After work, I had to stop by our friends’ house to pick up glasses that Chris left the last time we came over. Our couple friend, who we met just two years ago, have become regular hangout buddies for us in Manhattan. We really don’t have that many couple friends we see on a regular basis, and we’ve bonded pretty well over the last couple of years. The guy of the couple has been in a deep job search switching industries for the last ten months and hasn’t had luck in securing a role.

Although I intended to stay only about 10 minutes, I probably stayed over 40 given that he was so down about the search and how long it’s taken, especially given that he’s trying to switch industries. I can empathize given that I’ve had periods of unemployment before, and I do truly feel bad for him given that I know he has been actively searching, applying, prepping, and interviewing, so it’s certainly not due to a lack of effort at all. But what made me the most sad about the conversation is how I’ve realized that for so many of us here in the U.S., our jobs are our livelihood and so much of our identity, even if we are not the Steve Jobs or the Elon Musks of the world who are creating massive changes and are billionaires. We’re just everyday workers soldiering on. When we don’t have a job, we feel as though we are worth less, and we need that job, that income, that form of stability to feel “worthy,” as though our lives truly matter. He said he’s felt ashamed and embarrassed a lot during the last ten months. I get that, as I’ve had similar feelings in the past. Would people coming from other cultures feel the same way if they were unemployed for that long? It’s not really about him as much as it is about the society we are born into and live in every single day. When Chris’s cousin’s wife from France didn’t work for over a year and half between the time she graduated from business school to our wedding, we spoke and texted often, yet not even once did she mention feeling bad about not working, not making money, or feeling like being jobless made her feel like she was worthless or incapable of being.

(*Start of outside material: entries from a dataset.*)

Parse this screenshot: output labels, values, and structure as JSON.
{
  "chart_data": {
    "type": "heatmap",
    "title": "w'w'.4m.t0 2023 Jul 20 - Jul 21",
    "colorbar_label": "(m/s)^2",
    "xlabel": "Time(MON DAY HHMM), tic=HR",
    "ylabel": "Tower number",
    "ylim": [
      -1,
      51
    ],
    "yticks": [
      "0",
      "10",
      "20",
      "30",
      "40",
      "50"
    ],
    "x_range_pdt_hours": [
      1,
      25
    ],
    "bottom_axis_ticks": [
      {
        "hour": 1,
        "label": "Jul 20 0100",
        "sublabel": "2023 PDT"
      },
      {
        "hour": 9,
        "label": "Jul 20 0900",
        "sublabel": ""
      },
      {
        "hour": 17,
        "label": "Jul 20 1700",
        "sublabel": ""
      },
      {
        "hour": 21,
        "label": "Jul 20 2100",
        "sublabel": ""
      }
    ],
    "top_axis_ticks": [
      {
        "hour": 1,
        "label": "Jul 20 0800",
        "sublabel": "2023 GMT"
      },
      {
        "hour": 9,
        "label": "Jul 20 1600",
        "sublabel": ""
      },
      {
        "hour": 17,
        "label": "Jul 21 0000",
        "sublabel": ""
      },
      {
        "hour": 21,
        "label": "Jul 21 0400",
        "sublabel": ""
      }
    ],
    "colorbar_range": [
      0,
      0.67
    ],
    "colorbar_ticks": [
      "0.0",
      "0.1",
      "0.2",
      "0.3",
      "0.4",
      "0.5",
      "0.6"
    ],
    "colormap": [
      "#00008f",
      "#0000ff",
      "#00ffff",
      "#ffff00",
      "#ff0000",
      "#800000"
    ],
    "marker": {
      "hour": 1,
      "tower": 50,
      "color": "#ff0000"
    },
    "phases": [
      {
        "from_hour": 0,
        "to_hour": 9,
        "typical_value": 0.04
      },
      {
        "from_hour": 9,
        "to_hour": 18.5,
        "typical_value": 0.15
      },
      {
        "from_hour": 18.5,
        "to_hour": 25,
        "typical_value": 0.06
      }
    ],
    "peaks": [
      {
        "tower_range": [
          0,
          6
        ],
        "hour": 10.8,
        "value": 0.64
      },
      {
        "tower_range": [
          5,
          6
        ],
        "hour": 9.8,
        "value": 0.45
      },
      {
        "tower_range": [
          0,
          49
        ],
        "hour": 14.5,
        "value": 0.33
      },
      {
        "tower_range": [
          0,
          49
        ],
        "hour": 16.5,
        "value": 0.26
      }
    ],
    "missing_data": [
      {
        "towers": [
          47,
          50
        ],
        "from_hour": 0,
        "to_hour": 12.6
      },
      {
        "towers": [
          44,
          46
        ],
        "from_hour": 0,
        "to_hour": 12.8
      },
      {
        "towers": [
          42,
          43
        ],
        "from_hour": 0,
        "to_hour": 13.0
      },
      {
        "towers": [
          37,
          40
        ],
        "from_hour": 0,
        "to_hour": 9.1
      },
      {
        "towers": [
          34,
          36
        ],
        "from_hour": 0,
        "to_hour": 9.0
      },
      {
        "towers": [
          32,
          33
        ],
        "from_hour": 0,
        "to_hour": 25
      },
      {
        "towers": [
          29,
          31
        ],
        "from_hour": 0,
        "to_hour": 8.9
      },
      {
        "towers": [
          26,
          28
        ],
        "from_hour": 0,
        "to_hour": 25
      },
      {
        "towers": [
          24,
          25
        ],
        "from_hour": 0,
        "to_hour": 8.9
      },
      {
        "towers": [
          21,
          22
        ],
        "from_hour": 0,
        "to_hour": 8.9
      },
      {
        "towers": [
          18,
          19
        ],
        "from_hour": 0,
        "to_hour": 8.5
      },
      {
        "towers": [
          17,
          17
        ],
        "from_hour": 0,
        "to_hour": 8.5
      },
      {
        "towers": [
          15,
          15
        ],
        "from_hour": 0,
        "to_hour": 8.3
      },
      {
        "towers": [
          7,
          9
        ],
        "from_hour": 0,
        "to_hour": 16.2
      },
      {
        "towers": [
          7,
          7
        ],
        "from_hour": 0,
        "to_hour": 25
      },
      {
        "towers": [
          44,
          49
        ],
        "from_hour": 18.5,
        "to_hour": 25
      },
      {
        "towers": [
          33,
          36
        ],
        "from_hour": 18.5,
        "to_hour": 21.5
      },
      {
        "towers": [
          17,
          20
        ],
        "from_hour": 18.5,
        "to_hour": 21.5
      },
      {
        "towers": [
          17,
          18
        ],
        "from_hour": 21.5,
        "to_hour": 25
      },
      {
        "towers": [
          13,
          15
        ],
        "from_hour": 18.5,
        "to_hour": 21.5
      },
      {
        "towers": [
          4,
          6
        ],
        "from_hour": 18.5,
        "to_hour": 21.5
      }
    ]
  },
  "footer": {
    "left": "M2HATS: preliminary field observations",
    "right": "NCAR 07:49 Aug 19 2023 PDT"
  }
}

I told him what I really think, which is — I’m not friends with him because he was working at a large company before and because he had an MBA; we’re friends with him because he’s a good, interesting person who is enjoyable to be around. That’s why most of our friends are our friends. He’s the same person to us now without a job as he was before when he was working full time. None of that really matters to us or to anyone who really should matter to him. It just makes me sad that so much of what we all do is tied to paid work that at the end of the day, probably isn’t going to matter a lot when we’re all on our death beds. All of us may work really hard, but there are plenty of people higher on the ladder who do less work who will inevitably get compensated more and think they are worth more. Work, work, work; money, money, money. The capitalist way. That’s our world.